(Over)loading Browsers (was Re: Who? Me?? Attacked???)

Beartooth beartooth at comcast.net
Tue Apr 23 21:16:06 UTC 2013


On Wed, 24 Apr 2013 04:35:52 +0930, Tim wrote:

> Not in particular response to your actual problem, but...
> 
> Allegedly, on or about 23 April 2013, Beartooth sent:
	[....]
>> My guess is that Arora had well over a hundred, but well under two
>> hundred, tabs open when it crashed.
> 
> I really don't know how anybody does that, with any browser.  On any
> computer that I've ever used, including other people's, the thing grinds
> to a sludgey halt when anything more than about twenty tabs are open,
> often far less.  Especially with any pages that aren't just plain text.
> Scripts, Flash, even just lots of pictures, are the kiss of death.  And,
> no, my computer isn't paging out to swap.
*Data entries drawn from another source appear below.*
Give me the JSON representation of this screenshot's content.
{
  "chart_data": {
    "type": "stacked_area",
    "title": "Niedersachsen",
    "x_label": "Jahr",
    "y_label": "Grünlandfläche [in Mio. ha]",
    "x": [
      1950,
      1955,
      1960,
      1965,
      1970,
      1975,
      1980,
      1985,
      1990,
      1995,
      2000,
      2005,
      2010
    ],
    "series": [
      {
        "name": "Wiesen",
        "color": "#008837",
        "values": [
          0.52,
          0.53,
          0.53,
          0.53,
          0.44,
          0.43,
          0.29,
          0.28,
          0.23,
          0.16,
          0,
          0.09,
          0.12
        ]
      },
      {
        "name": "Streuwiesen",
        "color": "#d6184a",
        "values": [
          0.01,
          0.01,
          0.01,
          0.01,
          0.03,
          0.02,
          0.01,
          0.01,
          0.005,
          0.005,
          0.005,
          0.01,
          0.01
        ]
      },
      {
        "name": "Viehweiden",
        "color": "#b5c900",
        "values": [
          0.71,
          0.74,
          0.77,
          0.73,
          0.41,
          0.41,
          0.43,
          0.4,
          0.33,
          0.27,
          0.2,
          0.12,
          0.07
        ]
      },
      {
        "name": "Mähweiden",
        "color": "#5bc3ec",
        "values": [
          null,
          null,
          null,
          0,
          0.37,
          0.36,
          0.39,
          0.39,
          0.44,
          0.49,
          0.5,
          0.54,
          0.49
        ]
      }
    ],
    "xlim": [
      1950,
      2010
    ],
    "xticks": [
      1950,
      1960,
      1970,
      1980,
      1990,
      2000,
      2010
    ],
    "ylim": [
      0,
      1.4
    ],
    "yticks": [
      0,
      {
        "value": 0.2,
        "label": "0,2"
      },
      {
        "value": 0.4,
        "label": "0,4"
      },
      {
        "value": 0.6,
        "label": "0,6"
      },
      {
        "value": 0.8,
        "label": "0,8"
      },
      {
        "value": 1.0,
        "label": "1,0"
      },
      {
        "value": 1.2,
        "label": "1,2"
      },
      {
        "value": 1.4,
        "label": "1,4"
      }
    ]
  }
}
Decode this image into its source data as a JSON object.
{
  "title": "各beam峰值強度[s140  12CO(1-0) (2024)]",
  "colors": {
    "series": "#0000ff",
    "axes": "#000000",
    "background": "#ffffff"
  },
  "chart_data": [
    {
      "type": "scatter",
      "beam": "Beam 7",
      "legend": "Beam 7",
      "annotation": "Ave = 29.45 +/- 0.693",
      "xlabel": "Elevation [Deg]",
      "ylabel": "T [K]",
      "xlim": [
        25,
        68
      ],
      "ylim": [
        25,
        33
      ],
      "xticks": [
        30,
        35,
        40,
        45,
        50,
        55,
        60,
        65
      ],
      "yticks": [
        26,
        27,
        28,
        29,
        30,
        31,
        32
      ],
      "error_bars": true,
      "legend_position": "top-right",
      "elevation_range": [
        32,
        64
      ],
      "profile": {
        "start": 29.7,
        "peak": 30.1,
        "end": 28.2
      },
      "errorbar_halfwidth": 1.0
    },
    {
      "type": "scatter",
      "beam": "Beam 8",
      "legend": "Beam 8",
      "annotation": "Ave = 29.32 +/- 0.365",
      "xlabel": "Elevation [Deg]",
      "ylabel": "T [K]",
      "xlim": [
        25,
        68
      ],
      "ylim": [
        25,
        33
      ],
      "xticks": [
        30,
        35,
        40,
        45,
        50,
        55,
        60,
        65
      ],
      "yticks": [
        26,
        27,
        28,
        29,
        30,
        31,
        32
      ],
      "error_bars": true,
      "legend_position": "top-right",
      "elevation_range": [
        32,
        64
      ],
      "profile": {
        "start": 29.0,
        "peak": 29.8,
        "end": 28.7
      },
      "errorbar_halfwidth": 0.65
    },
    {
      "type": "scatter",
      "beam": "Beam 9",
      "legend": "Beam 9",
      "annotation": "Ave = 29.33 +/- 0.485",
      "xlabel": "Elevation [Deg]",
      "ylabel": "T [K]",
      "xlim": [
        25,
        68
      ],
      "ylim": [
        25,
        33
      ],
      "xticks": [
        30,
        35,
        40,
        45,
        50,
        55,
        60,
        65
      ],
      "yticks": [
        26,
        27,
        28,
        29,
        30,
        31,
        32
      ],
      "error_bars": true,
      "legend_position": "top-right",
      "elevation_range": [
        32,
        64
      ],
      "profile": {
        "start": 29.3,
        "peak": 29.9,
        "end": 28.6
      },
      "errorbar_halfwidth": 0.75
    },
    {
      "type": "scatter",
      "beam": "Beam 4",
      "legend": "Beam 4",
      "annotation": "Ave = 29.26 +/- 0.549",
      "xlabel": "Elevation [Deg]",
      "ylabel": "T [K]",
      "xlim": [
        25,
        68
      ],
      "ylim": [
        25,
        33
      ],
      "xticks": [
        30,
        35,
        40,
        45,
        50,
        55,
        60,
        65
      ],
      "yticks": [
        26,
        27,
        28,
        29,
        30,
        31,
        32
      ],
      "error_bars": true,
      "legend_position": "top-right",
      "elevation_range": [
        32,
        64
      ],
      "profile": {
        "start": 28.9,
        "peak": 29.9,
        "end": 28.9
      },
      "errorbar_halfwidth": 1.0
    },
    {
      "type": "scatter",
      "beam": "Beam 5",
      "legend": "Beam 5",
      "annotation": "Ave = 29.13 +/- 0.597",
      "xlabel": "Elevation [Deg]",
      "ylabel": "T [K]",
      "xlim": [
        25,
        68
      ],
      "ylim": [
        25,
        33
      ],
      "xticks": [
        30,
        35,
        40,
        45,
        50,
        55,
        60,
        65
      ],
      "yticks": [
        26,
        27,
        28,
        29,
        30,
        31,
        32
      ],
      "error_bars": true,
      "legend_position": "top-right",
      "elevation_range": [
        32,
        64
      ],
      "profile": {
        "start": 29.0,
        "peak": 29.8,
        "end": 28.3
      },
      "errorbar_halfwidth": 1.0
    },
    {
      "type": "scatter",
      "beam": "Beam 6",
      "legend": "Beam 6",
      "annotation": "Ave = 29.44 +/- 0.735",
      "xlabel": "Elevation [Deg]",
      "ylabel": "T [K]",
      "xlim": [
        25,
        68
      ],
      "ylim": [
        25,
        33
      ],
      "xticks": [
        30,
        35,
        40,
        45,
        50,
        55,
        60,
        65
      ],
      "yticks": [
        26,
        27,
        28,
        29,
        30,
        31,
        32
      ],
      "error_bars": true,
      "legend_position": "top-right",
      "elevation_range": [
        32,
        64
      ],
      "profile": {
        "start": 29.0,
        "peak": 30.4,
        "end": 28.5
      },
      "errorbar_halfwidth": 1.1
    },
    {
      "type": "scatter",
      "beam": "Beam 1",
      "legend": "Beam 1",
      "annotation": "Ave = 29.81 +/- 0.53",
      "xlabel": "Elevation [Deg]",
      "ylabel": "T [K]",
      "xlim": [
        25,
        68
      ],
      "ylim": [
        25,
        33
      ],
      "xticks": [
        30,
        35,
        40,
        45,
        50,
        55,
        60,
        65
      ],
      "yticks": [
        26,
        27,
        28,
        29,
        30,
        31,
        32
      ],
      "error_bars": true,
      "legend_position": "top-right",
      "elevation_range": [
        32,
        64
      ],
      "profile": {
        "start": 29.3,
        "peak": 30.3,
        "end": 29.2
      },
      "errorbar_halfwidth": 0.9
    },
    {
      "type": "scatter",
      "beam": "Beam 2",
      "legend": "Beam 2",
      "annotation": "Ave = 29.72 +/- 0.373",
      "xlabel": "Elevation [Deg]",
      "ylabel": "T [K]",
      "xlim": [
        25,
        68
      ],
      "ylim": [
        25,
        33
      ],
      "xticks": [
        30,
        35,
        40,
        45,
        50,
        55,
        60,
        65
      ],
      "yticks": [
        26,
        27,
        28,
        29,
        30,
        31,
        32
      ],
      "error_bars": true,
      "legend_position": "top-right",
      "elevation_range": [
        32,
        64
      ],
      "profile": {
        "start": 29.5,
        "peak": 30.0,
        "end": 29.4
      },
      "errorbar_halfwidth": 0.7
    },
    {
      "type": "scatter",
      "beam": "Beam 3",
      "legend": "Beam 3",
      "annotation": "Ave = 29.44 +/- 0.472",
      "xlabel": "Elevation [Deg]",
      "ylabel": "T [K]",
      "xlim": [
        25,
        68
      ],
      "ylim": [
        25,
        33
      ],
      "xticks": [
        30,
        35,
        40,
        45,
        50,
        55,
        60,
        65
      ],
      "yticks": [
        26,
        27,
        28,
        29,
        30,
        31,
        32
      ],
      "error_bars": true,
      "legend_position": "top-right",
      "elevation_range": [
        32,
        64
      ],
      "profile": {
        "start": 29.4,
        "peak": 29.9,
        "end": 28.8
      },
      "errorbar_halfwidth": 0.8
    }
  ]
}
	Well, I can tell you how it comes about, if you're asking that. 
Then maybe we can find out if any browser(s) tolerate it better than any 
other(s).

	Wikipedia is my usual downfall, because I try to treat it much as 
I would a physical encyclopedia, especially a big single-volume one -- in 
which case, having begun one article, I'd turn to related articles, 
insert scraps of paper, and go back.

	Say I start to read about aspirin. It's a short article, but as 
usual, there are several links. One or two will be short enough to click 
to, read, and return, without losing context. Others will turn out to be 
pretty long; go back, click this time to open in another tab, and resume 
reading about aspirin. Then still other links will refer to things I've 
long wanted to read about; again, open a background tab. And so on -- 
recursively.

	And if this sounds bad, be assured that when I had a carrel in 
the stacks of a big library (as I did for twenty years) it was an order 
of magnitude more onerous.

	The thing of it is, though, that it's so insidious. The row of 
tabs grows gradually, and the slowing down is also gradual, and it gets 
to be a little like quicksand. However, any time I'm not otherwise 
preoccupied, I can always read my way through a long and known to be 
interesting sites, closing tabs behind me. But don't do it with any 
browser that doesn't keep a current list of your tabs!

-- 
Beartooth Staffwright, Neo-Redneck Not Quite Clueless Power User
Remember I have precious (very precious!) little idea where up is.